Quels types de difficultés peuvent rencontrer les enfants nés prématurément ?
La prématurité peut atteindre l’efficience intellectuelle globale. La majorité des enfants a un QI supérieur à 85 mais l’écart entre un grand prématuré et un enfant né à terme varie de 10 à 15 points. Bien évidemment les risques augmentent à mesure que l’âge gestationnel diminue. L’enfant prématuré peut manifester des troubles cognitifs et des difficultés scolaires qui toucheront la lecture, l’orthographe, l’écriture et surtout les mathématiques et le raisonnement. Ces difficultés altèrent le comportement et l’estime de soi et sont souvent à l’origine d’une grande souffrance psychologique. L’idéal est bien sûr la prévention en dépistant le plus tôt possible.

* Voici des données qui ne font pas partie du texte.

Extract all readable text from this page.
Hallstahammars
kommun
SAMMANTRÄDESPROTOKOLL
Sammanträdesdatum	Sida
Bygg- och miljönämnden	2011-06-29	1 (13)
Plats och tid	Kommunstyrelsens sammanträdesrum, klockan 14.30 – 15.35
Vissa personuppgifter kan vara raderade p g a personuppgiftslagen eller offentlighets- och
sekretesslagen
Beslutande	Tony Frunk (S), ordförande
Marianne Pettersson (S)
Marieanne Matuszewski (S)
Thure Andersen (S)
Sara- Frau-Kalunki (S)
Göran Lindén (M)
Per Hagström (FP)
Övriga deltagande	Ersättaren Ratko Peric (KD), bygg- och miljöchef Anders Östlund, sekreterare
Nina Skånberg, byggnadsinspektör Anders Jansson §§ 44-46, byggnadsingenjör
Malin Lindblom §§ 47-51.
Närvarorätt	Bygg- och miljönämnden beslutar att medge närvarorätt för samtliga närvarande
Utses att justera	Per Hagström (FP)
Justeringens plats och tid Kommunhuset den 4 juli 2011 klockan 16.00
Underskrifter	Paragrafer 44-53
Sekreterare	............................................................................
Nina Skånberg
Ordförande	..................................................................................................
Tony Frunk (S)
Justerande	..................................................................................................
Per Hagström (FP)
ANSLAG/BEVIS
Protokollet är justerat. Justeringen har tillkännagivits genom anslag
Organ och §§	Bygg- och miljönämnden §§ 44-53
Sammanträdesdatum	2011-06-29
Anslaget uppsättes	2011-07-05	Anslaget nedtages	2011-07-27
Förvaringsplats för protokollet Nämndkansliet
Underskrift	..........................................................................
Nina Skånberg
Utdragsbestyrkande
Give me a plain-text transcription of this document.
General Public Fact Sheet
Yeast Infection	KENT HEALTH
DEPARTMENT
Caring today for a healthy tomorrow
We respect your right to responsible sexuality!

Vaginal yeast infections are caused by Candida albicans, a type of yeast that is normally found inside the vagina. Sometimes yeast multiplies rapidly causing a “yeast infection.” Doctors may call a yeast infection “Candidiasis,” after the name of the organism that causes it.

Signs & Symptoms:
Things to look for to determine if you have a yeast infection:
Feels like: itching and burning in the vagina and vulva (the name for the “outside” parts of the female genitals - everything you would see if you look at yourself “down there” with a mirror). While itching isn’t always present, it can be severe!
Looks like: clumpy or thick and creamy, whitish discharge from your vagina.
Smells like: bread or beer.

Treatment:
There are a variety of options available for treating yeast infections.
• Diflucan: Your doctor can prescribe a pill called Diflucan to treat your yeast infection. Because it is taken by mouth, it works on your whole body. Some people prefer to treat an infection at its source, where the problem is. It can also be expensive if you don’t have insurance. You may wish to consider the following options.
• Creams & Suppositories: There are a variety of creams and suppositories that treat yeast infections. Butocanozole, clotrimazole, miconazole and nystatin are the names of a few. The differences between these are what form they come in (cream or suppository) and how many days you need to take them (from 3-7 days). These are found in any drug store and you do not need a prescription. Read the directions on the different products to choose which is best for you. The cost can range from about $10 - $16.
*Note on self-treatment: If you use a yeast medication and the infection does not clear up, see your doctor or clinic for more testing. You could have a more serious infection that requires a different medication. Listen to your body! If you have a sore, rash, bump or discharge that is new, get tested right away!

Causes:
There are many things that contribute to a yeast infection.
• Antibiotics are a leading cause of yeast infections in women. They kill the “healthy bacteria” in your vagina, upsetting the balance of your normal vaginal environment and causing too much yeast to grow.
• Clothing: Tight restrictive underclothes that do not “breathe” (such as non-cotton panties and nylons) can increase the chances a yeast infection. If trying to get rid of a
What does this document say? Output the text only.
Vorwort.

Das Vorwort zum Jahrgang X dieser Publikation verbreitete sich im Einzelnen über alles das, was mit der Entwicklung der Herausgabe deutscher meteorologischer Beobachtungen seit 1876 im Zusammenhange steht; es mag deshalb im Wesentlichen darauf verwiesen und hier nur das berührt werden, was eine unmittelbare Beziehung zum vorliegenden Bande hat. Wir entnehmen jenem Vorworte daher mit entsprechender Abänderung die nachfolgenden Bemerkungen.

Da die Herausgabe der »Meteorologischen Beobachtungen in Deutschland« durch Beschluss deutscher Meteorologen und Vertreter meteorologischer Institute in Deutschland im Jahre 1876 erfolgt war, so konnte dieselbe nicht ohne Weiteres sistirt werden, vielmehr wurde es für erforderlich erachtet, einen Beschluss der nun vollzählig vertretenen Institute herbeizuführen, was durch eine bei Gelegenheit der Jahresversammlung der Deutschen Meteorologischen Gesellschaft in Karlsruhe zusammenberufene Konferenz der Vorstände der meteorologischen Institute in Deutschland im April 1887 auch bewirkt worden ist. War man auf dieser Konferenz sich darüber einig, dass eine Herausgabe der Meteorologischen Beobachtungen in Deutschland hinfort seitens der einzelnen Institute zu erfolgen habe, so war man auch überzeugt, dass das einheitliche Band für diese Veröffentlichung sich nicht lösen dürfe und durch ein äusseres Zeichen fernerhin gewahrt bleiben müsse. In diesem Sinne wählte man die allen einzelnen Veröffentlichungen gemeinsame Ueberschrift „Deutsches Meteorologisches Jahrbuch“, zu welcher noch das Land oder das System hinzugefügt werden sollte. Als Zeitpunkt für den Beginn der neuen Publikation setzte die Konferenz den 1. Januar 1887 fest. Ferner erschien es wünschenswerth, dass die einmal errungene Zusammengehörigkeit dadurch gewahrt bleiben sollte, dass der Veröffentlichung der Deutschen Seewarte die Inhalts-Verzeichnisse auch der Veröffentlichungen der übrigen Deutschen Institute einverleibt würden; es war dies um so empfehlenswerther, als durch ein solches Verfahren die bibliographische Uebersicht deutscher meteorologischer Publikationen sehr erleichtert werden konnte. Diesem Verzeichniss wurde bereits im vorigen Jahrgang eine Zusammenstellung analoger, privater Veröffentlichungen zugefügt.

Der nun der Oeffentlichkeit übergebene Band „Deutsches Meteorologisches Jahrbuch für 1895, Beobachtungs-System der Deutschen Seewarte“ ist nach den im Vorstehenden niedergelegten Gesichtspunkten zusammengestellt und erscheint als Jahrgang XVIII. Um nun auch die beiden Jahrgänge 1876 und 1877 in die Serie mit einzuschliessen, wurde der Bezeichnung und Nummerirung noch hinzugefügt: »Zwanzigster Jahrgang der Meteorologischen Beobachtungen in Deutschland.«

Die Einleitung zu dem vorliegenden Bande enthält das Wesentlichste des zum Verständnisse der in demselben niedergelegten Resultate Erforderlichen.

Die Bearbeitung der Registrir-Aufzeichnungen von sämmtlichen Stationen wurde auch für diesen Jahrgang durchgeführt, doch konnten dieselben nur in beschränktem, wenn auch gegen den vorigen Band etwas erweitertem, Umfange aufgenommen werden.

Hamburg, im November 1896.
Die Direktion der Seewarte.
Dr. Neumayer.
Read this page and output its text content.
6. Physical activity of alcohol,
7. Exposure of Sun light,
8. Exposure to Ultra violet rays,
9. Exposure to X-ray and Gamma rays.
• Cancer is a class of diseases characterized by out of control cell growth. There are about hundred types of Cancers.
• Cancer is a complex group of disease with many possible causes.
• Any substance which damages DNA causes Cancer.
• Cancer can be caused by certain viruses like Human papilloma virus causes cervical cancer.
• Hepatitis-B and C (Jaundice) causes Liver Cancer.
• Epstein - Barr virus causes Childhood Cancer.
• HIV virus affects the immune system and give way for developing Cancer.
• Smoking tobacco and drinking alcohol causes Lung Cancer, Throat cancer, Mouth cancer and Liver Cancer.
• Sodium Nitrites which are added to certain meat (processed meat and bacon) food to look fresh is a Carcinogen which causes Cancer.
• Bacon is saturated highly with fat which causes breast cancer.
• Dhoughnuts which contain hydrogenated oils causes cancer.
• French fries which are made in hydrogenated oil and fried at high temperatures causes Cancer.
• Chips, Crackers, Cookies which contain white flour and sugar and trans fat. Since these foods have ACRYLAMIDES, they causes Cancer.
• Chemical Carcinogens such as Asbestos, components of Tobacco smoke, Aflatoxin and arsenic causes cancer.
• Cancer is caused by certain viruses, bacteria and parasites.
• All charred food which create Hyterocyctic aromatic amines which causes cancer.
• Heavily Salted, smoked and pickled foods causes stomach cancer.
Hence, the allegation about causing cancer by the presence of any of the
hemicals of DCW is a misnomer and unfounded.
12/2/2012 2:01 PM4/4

Quelle est la prise en charge ?
La prématurité est un réel facteur de risque de trajectoire développementale atypique. Il convient de mettre en place des programmes d’intervention précoce, dès la première année, pour agir avant l’installation des troubles afin de stimuler tous les processus de plasticité cérébrale. Nous pouvons agir pour limiter le décalage. Il est également primordial de favoriser la relation parents/enfants souvent fragilisée par cette naissance arrivée trop tôt.
Rencontre. Solenne Ilhe. Psychomotricienne.
À quels stades prenez-vous en charge les enfants prématurés ?
La première étape se situe dès la naissance. Notre mission est en premier lieu, une mission de prévention et d’accompagnement. Il s’agit d’assurer à l’enfant un confort qui le rapproche au maximum des conditions de vie intra-utérine et qui respecte les différentes immaturités liées à la prématurité (motrice, auditive, visuelle, tactile…). À la sortie du service de néonatalogie, nous pouvons suivre l’enfant en libéral en fonction de ses besoins. Il est à noter que l’Agence Régionale de Santé finance le réseau pédiatrique du Sud et Ouest Francilien ce qui permet une prise en charge de 10 séances de psychomotricité pour les enfants le nécessitant. Cette prise en charge s’articule autour de la guidance parentale, l’accompagnement psychomoteur tourné vers l’éveil et le tonus musculaire, l’évolution motrice du bébé (rampé, 4 pattes, position assise, debout puis la marche) et la motricité fine. Cet accompagnement peut se poursuivre à l’entrée en maternelle et se prolonge en fonction des besoins.
Quelles sont les difficultés rencontrées d’un enfant prématuré par rapport à celles d’un enfant né à terme ?
La première concerne le lien entre l’enfant et ses parents. Ces derniers ont vécu un traumatisme et nous devons prendre en compte l’angoisse générée par cette naissance particulière. La seconde implique la « neuro-motricité ». En effet, l’enfant prématuré peut présenter un retard dans les acquisitions motrices ou des difficultés au niveau du comportement et à plus long terme, un trouble des apprentissages qui peuvent conduire à des difficultés scolaires ou des troubles du développement. Par exemple lorsque l’enfant apprend l’écriture, nous insistons sur la posture, le tonus, le geste, le repérage spatio-temporel, la latéralisation de l’enfant mais aussi la dimension psycho-affective que sont la confiance en soi et le lâcher prise.
Quel est le principal enjeu lié à la prématurité ?
Il demeure indéniablement dans la prise en charge précoce des difficultés et le travail pluridisciplinaire autour de celles-ci (collaboration importante avec les médecins, orthophonistes, kinésithérapeutes, psychologues…). Il faut savoir que l’on peut corriger davantage si les troubles sont décelés dès le plus jeune âge.